Türkiye’de insan hak ve özgürlüklerinin yerleşememesinin, demokrasinin daima seçimler olarak anlaşılmasının temel nedenlerinden biri, pro-faşizan ve korporatist bir anlayışın hücresel seviyelere kadar siyasete, bürokrasiye ve askeriyeye sızmış ve yerleşmiş olmasıdır. İttihat ve Terakki’den bu yana, toplum mühendisliği yaklaşımlarının temelini pro-faşist korporatizm oluşturuyor Türkiye’de. Evet, bu bir sızmadır, çünkü tıpkı suya sızan bir tür zehir gibi, suyun su olmasını değiştirmeden onu etkisi altına alıyor. Sızdığı yapı, sızmanın farkına varmasa da artık o eski ve orijinal yapı değildir artık. Bu nedenle, korporatizmin izlerini Türkiye’de tüm siyasi ideolojilerde ve yönelimlerde bulmak mümkündür. İslamcılık da buna dâhildir.

İslam toplumlarında dönüşüm (transformasyon) gerekliliği düşüncesi yeni bir şey değil. On sekizinci asırdan bu yana Osmanlı İmparatorluğu’nun merkezi kuvvetini oluşturduğu İslam dünyasında, Batılı güçlerden geri kalmanın etkisiyle yenileşme hareketlerine gerek duyuldu siyasi kadrolarca. Teknik konularda çok can sıkıcı ve zorlayıcı olmasa da, bu reform süreci ister istemez toplumsal alanlarda da değişimleri zorunlu kıldı. İşte dönüşümün toplumsal alana kaymasıyla beraber, nasıl bir toplum sorusu öne çıktı. Çıktığı gibi, toplumu da böldü ve ideolojik gruplaşmalara neden oldu. Bugün Türkiye’de yaşanan kutuplaşmanın temellerini bu gruplaşma oluşturuyor. Herkesin kafasında ideal – olması, yani gerçekleştirilmesi gereken – bir toplum modeli var. Ancak hepsinin nüvesini ve ortak noktasını korporatist ve pro-faşist tutum oluşturmakta. Her biri, diğerlerinin tasfiyesi üzerine bir gelecek kurgusu yapıyor. Asgari müştereklerde bile bir uzlaşı söz konusu değil.

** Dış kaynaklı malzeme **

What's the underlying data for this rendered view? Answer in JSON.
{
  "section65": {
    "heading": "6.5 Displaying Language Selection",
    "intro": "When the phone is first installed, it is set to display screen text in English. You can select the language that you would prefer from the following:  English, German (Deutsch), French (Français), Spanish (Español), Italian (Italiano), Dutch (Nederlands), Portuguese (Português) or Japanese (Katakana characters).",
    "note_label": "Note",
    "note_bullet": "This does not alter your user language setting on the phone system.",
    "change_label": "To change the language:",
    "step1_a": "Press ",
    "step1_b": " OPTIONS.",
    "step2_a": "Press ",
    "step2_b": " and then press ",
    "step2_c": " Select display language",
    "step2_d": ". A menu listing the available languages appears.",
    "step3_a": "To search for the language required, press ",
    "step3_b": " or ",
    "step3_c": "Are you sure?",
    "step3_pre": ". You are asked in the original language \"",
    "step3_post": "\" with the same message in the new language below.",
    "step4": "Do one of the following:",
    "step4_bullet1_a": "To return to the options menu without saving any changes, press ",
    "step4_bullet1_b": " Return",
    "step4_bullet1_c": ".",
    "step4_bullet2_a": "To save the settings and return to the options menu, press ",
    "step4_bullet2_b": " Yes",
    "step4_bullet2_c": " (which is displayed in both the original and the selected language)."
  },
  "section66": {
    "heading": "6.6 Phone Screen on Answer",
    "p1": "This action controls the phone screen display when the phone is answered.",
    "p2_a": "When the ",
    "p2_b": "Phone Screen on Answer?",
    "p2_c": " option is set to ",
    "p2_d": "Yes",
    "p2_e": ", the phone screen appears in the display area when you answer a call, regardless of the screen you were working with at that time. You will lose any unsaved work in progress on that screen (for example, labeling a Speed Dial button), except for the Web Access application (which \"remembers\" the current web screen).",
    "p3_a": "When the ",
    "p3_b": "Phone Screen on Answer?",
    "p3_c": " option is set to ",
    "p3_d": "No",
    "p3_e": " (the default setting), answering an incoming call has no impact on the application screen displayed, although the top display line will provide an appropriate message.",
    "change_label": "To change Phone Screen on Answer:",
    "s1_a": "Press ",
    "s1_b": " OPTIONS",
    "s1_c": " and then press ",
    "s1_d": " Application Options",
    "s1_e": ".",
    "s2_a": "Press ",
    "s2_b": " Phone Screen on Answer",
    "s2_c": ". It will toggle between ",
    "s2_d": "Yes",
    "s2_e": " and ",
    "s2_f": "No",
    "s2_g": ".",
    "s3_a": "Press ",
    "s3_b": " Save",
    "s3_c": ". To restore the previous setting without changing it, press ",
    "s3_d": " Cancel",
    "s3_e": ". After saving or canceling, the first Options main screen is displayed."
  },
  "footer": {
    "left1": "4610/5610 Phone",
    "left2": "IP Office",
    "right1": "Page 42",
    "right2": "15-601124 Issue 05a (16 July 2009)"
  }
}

FAŞİZMİ DOĞURAN TEMEL DİNAMİK

Korporatist ve pro-faşist nüvenin temeli, anti-liberalizmdir. Bunu anlamak için liberalizmin temel felsefesini bilmek gerekir. Bahsettiğim liberalizm, özellikle siyasal liberalizmdir. Yani ekonomik liberalizm doktrini ikinci plana alıyorum ve bireysel özgürlükleri ön plana çıkartıyorum. Bu bakımdan konuya yaklaştığımızda görünen manzara şudur: Türkiye’de bireysel özgürlüklerle sorunu olmayan bir dünya görüşü yoktur. Bir başka ifadeyle, devleti değil bireyi ve onun haklarını önceleyen, yürütme, yasama ve yargı erklerini birbirinden ayıran, anayasal liberal bir düzen kuran, vatandaşların eşitliğini sağlayan, kozmopolitanlığı kabullenen (yani bireylerin birbirinden farklı olabilmelerine tolerans gösteren), seküler ve dayatmacı olmayan bir toplum modeli kabul görmüyor. Devlet otoritesiyle birey arasındaki ilişkide açıkça bireyden yana pozisyon alan bir anlayış Türkiye’de yerleşemedi. Bunun yerine, devletin bireye karşı öncelendiği, güçlü devleti özgürlüklerden daha önemli gören, bu devleti ele geçirerek toplumu kendi tasavvurlarına göre tasarımlamak isteyen politik güçler Türk siyasal sistemine yerleşti.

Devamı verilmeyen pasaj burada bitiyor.